Laboratory measurements of vortex-induced vibrations of a yawed flexible cylinder at different yaw angles

Laboratory tests were carried out to characterize the multi-mode vortex-induced vibrations (VIV) of a yawed flexible cylinder in a uniform flow. Five yaw angles in relation to the direction orthogonal to the oncoming flow were adopted, i.e. a = 0°, 15°, 30°, 45° and 60° in this paper. In order to simulate the uniform flow, the flexible cylinder model with a mass ratio of 1.90 and an aspect ratio of 350 was towed by a carriage with the towing velocity varying from 0.05 m/s to 1.0 m/s in a towing tank. The corresponding Reynolds numbers approximately fell in the range of 800-16000. The effects of yaw angle on the multi-mode response of the yawed flexible cylinder subjected to VIV were investigated and discussed based on the experimental results.

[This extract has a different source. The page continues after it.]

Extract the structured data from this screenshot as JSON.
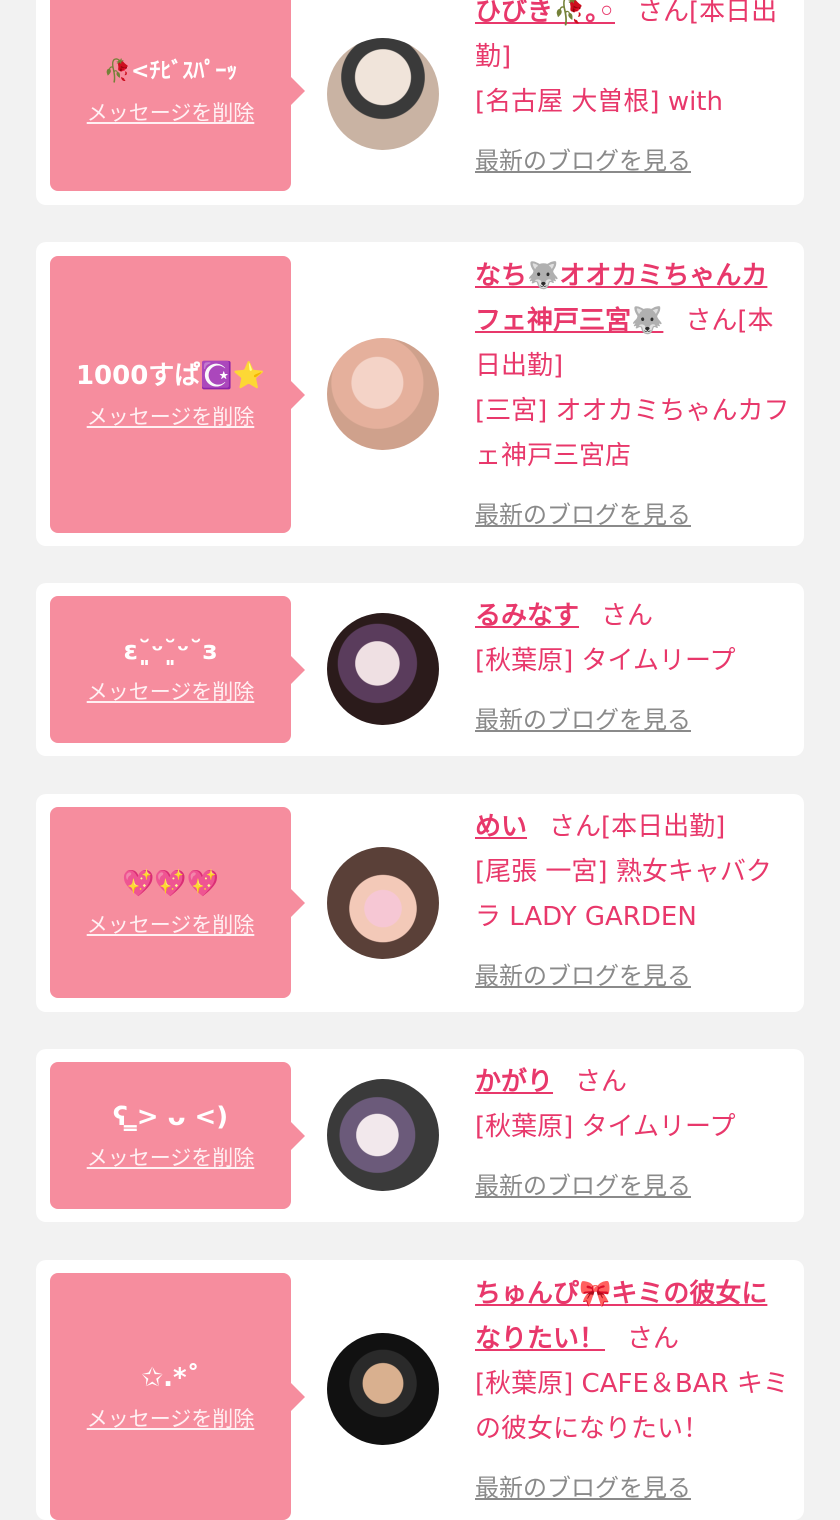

It can be found that the maximum values of response amplitudes in both cross-flow (CF) and in-line (IL) directions show a slight upward trend when the yaw angle increases from 0° to 60°. The peak value of Strouhal number of the yawed cylinder is about 5% larger than that of the normal-incidence one (a = 0°). The multi-mode VIV response occurs even at a yaw angle as high as 60°. In addition, particular attention was paid to the validity of the independence principle (IP) which assumes that the yawed and normal-incidence cylinder cases are comparable if only the oncoming flow velocity normal component is applied to scale the physical quantities. The experimental results indicate that the IP seems to be a reasonable hypothesis for examining the multi-mode VIV of a yawed flexible cylinder for a⩽30°, and some discrepancies gradually appear as the yaw angle increases from 45° to 60°.